Good Morning, Booklovers!
It is scorching hot in the Midwest, so I’ve retreated to the shade on the deck. Won’t you join me in welcoming guest mystery author William Ade with his featured book, Do It For Daisy.
Nice to meet you, William. How do you take your coffee?
WA: An iced latte with one pump of vanilla would be nice.
Ally: Coming right up! Meanwhile, please tell readers something about your background.
William Ade was born and raised in a small town in Indiana during the fifties and sixties. He earned college degrees in early childhood education and special education, working in both fields until 1980. That August, he and his wife of one year moved to the Washington DC area. They had freshly minted graduate degrees, a VW Super Beetle, and no jobs.
Ade's career shifted from education to telecommunications, and he was eventually employed by MCI and then Verizon until his retirement in 2014. During that same time, he and his wife, Cynthia, raised two beautiful children into adulthood.
At his retirement, Ade announced to his wife that he wanted to try his hand at writing. She said that if he was going to do that, he had to pursue it vigorously.
Ade's work has appeared in the Mysteries Unimagined, the Rind Literary Magazine, The Broken Plate, Black Fox Literary, Mindscapes Unimagined, and 2018 and 2019 Best New England Crime Stories. He writes both literary, humor, and crime stories.
His collection of short stories, No Time for His Nonsense, was released in early 2020. His first novel, Art of Absolution, came out in July 2020. Level Best Book released Do It for Daisy in February 2021.
Something Most People Don't Know About Me: “Back in the '80s, I tried and failed to syndicate a comic strip about the dead.”
Visit his website at billade.com
Send him at message at WmAdeAuthor@billade.com
Ally: What is the hardest part of writing?
WA: I love writing and revising. Finding that perfect phrasing delights me, and I've never suffered from writer's block. I have more story ideas than time. So what's the most challenging part of the process for me?
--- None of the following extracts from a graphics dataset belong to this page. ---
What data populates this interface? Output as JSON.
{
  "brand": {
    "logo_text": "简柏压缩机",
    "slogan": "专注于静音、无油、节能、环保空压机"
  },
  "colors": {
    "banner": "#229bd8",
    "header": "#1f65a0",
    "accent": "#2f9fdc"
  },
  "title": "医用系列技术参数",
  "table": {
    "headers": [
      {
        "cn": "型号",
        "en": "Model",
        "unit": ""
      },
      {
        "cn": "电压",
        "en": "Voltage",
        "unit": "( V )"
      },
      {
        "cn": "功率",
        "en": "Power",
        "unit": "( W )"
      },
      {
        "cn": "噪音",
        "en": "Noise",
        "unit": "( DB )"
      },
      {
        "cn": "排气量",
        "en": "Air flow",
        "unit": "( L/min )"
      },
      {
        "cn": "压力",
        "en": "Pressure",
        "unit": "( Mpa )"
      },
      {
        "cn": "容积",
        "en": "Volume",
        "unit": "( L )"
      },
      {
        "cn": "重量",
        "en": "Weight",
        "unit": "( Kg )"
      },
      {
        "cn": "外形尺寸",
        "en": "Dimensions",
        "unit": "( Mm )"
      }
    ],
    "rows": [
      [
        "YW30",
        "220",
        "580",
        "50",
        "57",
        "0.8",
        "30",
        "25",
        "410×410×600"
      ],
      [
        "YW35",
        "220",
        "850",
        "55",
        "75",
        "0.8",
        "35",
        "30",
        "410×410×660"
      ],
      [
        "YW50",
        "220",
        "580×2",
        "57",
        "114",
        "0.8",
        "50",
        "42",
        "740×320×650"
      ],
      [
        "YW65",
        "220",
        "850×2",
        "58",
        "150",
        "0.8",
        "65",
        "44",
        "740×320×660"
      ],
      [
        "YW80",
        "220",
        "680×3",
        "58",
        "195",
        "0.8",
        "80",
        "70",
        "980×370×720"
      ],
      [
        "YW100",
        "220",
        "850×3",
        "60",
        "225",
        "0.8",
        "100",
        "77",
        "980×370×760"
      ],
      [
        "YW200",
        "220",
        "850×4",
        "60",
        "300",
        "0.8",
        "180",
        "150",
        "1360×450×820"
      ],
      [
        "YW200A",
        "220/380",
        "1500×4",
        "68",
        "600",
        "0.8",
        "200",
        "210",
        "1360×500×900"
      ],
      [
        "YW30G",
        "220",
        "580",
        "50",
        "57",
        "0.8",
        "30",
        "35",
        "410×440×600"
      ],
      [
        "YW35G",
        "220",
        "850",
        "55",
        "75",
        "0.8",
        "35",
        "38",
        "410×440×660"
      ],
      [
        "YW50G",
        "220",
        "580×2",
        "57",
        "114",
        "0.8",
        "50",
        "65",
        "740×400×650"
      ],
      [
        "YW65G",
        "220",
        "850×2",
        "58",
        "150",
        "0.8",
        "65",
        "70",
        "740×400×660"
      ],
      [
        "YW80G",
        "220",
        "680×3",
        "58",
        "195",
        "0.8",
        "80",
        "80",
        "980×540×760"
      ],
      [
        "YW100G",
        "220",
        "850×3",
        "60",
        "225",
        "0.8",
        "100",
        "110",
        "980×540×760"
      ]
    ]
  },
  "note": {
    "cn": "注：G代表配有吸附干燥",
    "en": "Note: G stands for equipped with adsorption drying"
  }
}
I find it a challenge dealing with the sense my writing isn't eloquent or stylishly elevated.
Ally: Do you write from an outline?
WA: I start feverishly writing dialog and characters’ features and clips of interactions as they form in my mind. I might generate several thousand words of bits and pieces of scenes. Some will be detailed, others only crucial points. After I’ve exhausted this flood of unrestricted creativity, I’ll create an outline.
Ally: What’s the best thing a reader has said about your book?
WA: I love this question because it made me think. I had one reader tell me how impressed he was with my dialog, which felt great because writing good dialogue is an art, and I've worked hard at it for years. Another reader, a highly educated and accomplished woman, gushed about my plot and how I weaved a compelling story.
Ally: Have you co-authored a story or novel?
wa: No, I haven't. I don't know how I'd approach such a project. Maybe we'd agree on the outline, and I'd take certain characters and co-author the others. I’d think my collaborator and I would have to be highly compatible in temperament and in complete agreement on what we expected from each other. Yikes, I don’t know if I’d be up for it. Great question.
Ally: What is your next writing project?
WA: My current Work in Progress (WIP) is a novel about a man who believes he can fix anything and anyone. It's far different from my current book, Do It for Daisy, a crime/suspense story. I wouldn’t say my WIP is autobiographical fiction, but the characters and locations, and emotions are drawn from my life.
I've also worked on a true-crime parody, incorporating a private eye named Nic Knuckles.
Ally: Which of the trivia questions did you choose?
WA:
- Book I’m currently reading: How the Penguins Saved Veronica (Prior) and Winter Witness (deBellgarde)
- Most watched TV show: Last Tango in Halifax.
- Pie or cake: Pie... pumpkin pie...pumpkin pie smothered in real whipped cream
- Favorite book character: Jean Valjean
- Most memorable movie: Network (1976) – I love so much about that film, but the writing of Paddy Chayefsky is at the top of my list. The first, and maybe the last, time I heard the word adamantine used in a sentence.
Do It For Daisy
Genre: traditional mystery
Tommy Lyle was desperate for love. Orphaned when police killed his criminal parents during a shoot-out, and twice divorced before he was forty, the only person left in his life who cared about him was his big sister, Daisy. And Daisy just pushed her wealthy husband to his death in the middle of Tommy's dinner party.
Tommy's desperate effort to keep his sister's affection tests his already slippery hold on morality. She demands his help covering up her crime and navigating a revengeful mother-in-law, a crooked medical examiner, a cheating undertaker, and a steely-eyed trustee.
If that wasn't enough trouble, Tommy has to keep Detective Nick Bongiovanni from turning a simple follow-up visit to the husband's apparent accidental fall into the crime of the century.